Rare (affect fewer than 1 in 1000 people)
- Disorder of the red blood cells called methaemoglobinaemia in children. Symptoms include bluish-grey skin due to a lack of oxygen. If this happens to your child you must consult a doctor immediately.
- Small red dots on the skin where the cream was applied. This is more likely in children with atopic dermatitis or mollusca contagiosa.
For more information about any other possible risks associated with Emla, please read the information provided with the cream or talk to your doctor, nurse or pharmacist.
Can I use Emla cream with other medicines?
It's important to tell your doctor, nurse or pharmacist what medicines you are already using, including those bought without a prescription and herbal medicines, before you use Emla cream, so they can check that the combination is safe.

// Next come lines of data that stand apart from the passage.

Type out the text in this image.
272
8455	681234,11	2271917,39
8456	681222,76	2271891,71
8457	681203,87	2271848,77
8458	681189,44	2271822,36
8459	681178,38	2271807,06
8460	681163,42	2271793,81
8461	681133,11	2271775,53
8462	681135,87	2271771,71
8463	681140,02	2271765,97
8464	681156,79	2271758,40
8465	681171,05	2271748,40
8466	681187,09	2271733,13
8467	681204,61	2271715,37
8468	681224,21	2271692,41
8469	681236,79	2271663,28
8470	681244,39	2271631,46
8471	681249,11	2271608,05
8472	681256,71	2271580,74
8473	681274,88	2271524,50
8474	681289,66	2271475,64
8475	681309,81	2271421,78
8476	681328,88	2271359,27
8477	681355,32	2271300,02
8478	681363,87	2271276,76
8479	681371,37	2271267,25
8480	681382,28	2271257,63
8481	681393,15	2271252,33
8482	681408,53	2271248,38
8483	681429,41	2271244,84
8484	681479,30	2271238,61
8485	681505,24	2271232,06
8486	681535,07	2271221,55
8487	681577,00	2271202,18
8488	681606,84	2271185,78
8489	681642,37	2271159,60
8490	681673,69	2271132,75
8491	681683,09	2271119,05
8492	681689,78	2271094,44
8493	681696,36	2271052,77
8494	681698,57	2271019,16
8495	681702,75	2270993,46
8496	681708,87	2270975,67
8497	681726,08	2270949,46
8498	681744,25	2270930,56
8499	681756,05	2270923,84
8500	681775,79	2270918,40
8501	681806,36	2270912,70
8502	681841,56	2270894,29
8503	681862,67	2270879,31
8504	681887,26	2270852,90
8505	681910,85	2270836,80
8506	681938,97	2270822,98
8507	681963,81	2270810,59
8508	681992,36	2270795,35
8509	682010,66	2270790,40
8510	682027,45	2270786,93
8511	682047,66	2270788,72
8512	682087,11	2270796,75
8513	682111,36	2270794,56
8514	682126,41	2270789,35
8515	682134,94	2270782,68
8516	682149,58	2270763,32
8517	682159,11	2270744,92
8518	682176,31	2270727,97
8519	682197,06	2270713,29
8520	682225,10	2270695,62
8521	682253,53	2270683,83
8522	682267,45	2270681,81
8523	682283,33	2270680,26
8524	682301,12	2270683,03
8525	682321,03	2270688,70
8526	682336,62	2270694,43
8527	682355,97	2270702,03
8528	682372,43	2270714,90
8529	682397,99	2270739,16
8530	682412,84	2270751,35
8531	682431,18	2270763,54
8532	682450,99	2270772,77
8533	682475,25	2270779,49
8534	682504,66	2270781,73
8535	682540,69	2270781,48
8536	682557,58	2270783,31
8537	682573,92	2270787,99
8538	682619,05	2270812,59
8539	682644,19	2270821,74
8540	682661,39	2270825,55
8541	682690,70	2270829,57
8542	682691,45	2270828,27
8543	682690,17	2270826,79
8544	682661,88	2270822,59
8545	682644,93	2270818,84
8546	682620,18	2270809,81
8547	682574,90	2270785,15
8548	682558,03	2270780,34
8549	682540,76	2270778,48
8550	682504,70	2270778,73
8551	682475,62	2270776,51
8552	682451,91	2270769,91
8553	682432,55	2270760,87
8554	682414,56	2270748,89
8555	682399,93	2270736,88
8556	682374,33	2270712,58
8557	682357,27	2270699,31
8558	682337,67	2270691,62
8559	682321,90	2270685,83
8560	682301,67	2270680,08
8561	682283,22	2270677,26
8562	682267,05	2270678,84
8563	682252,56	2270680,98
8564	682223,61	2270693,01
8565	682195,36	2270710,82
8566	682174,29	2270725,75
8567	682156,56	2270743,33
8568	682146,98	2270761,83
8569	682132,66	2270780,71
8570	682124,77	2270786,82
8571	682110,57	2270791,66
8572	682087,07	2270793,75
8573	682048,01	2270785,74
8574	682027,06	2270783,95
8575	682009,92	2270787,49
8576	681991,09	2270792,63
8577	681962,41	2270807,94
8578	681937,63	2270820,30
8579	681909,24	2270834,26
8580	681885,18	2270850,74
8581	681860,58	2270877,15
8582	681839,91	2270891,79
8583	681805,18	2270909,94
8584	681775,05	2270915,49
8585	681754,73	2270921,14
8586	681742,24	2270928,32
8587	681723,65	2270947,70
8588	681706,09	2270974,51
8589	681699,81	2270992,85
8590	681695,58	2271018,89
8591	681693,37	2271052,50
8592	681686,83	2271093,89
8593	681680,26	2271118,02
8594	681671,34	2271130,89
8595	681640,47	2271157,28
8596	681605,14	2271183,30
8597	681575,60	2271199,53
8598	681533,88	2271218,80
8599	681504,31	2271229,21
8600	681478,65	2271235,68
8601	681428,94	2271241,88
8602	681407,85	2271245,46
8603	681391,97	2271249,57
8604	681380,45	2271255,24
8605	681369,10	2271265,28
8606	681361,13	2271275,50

There may be an increased chance of a blood disorder called methaemoglobinaemia if Emla is used by people who are being treated with other medicines that can cause this side effect, for example those listed below:
- aniline dyes
- nitrates and nitrites
- para-aminosalicylic acid
- sulphonamide antibiotics, eg sulfamethoxazole.
Emla cream should not be used in babies under 12 months of age who are being treated with any of the medicines listed above.
There may be an increased risk of side effects if large amounts of Emla cream are used by people already using other local anaesthetics, or structurally-related medicines, such as tocainide or mexiletine.
Emla should be used with caution in people taking medicines to treat an irregular heartbeat, for example amiodarone, because if sufficient quantities of Emla are absorbed into the body it may increase the risk of side effects on the heart.